オーウェン

エアポート’77/バミューダからの脱出のオーウェンのレビュー・感想・評価

3.7
この映画「エアポート'77 バミューダからの脱出」は、「大空港」「エアポート'75」に続く、航空パニック・シリーズの第3弾となる作品。

今回はジャンポ・ジェット機が遭難して、何と海の底に沈んでしまうのです。
しかも、その場所が、あの多くの謎に包まれたバーミューダ・トライアングル。

レーダーにもキャッチされず、無線も届かない。
さあ、乗客はどうなるのか? ----というハラハラ、ときどきする展開となっていきます。
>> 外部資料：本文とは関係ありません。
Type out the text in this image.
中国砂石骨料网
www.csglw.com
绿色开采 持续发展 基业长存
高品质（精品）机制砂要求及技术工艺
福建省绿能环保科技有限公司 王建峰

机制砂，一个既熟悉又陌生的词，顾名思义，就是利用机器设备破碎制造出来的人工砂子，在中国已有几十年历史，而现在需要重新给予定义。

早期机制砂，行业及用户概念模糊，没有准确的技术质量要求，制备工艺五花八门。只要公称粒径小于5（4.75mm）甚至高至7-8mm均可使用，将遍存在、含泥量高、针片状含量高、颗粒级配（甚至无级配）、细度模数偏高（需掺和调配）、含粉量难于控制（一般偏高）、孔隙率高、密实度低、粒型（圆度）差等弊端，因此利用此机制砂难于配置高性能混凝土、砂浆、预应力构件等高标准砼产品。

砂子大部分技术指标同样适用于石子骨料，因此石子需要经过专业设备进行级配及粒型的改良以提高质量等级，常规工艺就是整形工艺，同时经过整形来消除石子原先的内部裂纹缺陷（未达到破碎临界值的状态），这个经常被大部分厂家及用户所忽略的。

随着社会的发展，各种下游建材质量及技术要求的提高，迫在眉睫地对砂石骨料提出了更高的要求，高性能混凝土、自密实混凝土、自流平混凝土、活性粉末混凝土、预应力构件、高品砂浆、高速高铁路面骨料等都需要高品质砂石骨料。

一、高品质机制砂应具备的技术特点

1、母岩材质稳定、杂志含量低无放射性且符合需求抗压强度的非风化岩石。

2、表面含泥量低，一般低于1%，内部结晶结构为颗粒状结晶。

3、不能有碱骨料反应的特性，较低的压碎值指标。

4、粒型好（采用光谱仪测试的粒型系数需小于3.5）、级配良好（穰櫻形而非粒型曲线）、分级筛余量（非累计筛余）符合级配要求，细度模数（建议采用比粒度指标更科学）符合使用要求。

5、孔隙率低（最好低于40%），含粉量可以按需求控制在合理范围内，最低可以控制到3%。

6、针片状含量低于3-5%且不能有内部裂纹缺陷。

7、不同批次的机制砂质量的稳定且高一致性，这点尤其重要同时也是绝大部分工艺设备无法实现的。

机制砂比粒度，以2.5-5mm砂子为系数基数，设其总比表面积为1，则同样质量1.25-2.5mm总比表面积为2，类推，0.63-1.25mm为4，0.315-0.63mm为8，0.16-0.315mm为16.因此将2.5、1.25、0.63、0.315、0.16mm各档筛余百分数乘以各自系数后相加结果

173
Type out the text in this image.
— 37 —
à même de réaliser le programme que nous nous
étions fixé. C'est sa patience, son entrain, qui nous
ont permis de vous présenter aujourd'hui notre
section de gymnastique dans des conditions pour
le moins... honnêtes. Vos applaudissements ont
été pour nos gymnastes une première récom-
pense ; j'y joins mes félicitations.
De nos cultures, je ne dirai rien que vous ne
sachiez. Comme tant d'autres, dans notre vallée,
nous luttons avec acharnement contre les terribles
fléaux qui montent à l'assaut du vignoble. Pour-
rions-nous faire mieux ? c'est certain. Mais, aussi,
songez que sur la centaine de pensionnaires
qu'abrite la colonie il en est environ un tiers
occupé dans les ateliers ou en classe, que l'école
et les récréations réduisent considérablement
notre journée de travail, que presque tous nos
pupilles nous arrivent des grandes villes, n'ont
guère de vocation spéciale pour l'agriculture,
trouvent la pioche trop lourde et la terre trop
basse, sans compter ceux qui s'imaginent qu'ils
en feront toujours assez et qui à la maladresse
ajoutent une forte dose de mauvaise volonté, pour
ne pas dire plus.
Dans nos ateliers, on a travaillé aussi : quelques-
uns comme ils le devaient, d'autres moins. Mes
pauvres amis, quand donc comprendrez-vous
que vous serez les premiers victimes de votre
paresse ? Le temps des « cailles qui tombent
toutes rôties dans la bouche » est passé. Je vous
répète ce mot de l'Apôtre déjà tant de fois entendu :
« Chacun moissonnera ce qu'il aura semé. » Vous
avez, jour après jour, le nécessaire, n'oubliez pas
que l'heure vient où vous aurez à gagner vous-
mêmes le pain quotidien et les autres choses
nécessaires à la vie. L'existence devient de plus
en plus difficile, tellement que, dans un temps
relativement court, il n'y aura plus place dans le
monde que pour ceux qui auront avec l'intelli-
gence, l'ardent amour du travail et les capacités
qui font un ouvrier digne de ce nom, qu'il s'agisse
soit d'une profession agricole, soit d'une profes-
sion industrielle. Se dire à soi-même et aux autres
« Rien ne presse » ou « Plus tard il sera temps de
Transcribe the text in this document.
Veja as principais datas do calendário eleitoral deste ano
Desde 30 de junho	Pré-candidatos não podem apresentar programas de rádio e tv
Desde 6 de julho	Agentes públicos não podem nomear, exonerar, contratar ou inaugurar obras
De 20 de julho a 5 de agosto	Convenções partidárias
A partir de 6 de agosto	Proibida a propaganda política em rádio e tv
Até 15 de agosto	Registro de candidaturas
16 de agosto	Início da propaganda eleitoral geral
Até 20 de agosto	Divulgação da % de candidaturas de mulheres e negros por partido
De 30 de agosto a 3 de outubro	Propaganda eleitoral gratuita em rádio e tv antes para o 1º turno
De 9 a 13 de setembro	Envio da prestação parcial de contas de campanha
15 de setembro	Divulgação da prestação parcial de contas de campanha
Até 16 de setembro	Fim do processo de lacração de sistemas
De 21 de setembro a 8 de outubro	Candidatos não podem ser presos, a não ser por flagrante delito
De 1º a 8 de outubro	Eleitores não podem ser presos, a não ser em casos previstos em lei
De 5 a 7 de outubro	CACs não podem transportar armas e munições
この乗客が様々な人生を背負っているという面白さが、このシリーズの見どころなのですが、しかも、それを豪華なオールスターで描いているところがワクワクさせられるのです。

今回は機長がハリウッド映画界きっての名優ジャック・レモン。
彼はコメディ演技からシリアスな演技まで幅広い芸域を持つ、希代の演技派俳優ですね。

ジャンボ機の持ち主が「グレン・ミラー物語」「裏窓」のジェームズ・スチュアート。
乗客が「風と共に去りぬ」のオリヴィア・デ・ハヴィランド、「第三の男」のジョセフ・コットン---と、懐かしの俳優が顔を揃えていて、嬉しくなります。

そして、ドラキュラ役者として一世を風靡したクリストファー・リー。
この人は科学者役。彼は実際、大学で教鞭もとっており、大変なインテリ俳優なのです。
その彼を理解出来ずに酒びたりの奥さんが「シャンプー」のリー・グラント、機長を愛するスチュワーデスに「ロングウェイ・ホーム」のブレンダ・ヴァッカロ。

そして、この人が出てくると、必ずジャンボ機は助かるというシリーズのスター、ジョージ・ケネディが、お馴染みのパトローニ役で登場している。

また、乗客の衣装も豪華絢爛で、「ローマの休日」などでアカデミー賞をたくさん受賞しているイデス・ヘッド女史のデザインによる衣装で、もう目を奪われてしまいます。

この作品は、アメリカ海軍や沿岸警備隊の全面協力で、スケールの大きな撮影が可能となったわけですが、その一方で、"人間の指"という小さな部分でも、実に細かい印象的な演出がなされていたと思う。

皆を助けるために、進んで海の中へ入っていった科学者が、一瞬の事故から命を落とし、海上に浮かび上がっていき、それを見て、初めて夫への愛を理解する妻のリー・グラントの指には、大きな指輪がはめられていたのですが、あれは、彼女のそれまでの虚飾に満ちた生活が描き込まれていたのだと思うのです。

そしてまた、助かった時、オリヴィア・デ・ハヴィランドとジョセフ・コットンが、しっかりと指と指を絡ませるシーンには、まさに生きている実感が込められていたのではないかと思う。

この大きなスペクタクル・ドラマの中で、小さな指が人間の心を語るなんて、ジェリー・ジェームソン監督はなかなか憎い演出をしてくれます。

そして、一度は助けられながら、また救助に引き返した機長の勇気。
機長だから当たり前と言えばそれまでなのですが、スチュワーデスが震えていた時、彼は言うのです。
「僕も怖い。しかし、我々が助けなければ駄目なんだ」と。